Austin Mao, who hosts 2,000 guests a month in his Las Vegas network of mansions, has slashed prices on the properties by 10 percent and plans to keep cutting as visitors dwindle.
People behind seven million rental listings on Airbnb, the home-sharing and rental site are now feeling the brunt of the coronavirus fallout. With travel screeching to a halt in many places to limit the outbreak’s spread, the problems facing Airbnb and other online travel sites, such as Booking.com and VRBO, have rapidly escalated.
The toll that the virus is taking on the $688 billion online travel industry is shared by airlines and big hotel chains. But unlike the Marriotts and Hiltons or carriers like United and JetBlue, many online travel sites are underpinned by listings from individual homeowners and smaller hotel operators, who typically have fewer resources to withstand a prolonged slump.

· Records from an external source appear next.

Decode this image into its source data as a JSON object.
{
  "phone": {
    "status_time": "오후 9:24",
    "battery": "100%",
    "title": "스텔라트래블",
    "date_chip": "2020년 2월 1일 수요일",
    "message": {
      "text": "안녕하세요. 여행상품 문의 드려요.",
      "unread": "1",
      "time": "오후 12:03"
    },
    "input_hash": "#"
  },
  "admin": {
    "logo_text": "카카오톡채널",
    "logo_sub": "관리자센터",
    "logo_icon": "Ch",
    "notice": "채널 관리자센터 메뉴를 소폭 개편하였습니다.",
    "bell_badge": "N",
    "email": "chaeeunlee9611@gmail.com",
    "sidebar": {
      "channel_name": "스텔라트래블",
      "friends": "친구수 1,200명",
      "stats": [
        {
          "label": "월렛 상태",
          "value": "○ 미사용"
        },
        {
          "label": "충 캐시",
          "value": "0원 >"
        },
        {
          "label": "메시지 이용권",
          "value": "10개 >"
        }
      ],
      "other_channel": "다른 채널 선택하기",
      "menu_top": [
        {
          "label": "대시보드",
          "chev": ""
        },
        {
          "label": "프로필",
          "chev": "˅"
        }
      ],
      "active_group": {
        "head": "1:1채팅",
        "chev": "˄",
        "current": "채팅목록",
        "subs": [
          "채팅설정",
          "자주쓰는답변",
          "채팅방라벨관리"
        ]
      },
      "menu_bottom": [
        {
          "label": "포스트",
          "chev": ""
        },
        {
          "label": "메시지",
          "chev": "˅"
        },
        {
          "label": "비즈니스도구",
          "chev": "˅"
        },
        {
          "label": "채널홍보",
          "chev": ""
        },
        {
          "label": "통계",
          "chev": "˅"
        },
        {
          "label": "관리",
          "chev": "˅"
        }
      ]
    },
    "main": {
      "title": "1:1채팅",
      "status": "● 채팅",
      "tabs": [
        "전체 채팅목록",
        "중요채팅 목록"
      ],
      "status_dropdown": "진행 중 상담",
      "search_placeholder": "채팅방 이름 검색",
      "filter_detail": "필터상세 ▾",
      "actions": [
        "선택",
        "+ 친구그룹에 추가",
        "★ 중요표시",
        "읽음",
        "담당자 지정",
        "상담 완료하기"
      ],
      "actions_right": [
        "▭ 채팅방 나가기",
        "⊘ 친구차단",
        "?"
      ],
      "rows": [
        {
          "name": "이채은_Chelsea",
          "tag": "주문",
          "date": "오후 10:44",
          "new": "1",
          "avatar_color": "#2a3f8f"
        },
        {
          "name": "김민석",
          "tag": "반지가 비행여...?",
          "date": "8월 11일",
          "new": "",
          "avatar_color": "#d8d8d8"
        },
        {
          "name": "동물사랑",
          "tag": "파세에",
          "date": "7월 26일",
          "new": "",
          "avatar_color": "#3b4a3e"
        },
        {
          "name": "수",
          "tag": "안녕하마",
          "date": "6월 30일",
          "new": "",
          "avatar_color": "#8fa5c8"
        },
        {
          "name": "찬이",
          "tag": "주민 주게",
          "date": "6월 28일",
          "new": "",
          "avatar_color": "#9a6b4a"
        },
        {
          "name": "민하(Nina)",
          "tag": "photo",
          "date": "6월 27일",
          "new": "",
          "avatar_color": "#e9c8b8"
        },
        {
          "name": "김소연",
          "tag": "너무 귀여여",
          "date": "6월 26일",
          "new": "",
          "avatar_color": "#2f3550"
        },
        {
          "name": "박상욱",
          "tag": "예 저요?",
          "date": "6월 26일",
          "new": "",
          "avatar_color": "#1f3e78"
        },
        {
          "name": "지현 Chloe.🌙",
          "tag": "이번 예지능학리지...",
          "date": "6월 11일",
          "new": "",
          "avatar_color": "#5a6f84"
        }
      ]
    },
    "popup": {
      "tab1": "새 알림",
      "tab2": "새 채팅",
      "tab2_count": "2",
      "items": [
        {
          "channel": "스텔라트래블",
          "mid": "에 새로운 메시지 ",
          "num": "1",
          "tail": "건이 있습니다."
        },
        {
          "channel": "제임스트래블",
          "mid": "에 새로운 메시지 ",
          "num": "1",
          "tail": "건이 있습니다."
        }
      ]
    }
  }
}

The pain is already widespread. Booking.com, which has 6.3 million listings for “alternative accommodations,” including apartments and vacation homes, pulled its financial forecast on Monday. The company said worsening conditions made it impossible to “reliably quantify” the impact of the virus on its business, which also sells hotel stays and plane tickets.
Expedia Group, which owns VRBO, Hotels.com and more than a dozen other travel sites, has said it expected a $30 million to $40 million hits to operating profit in the first quarter. The company recently laid off 12 percent of its workforce, or more than 3,000 employees, which it said was part of a previously planned restructuring.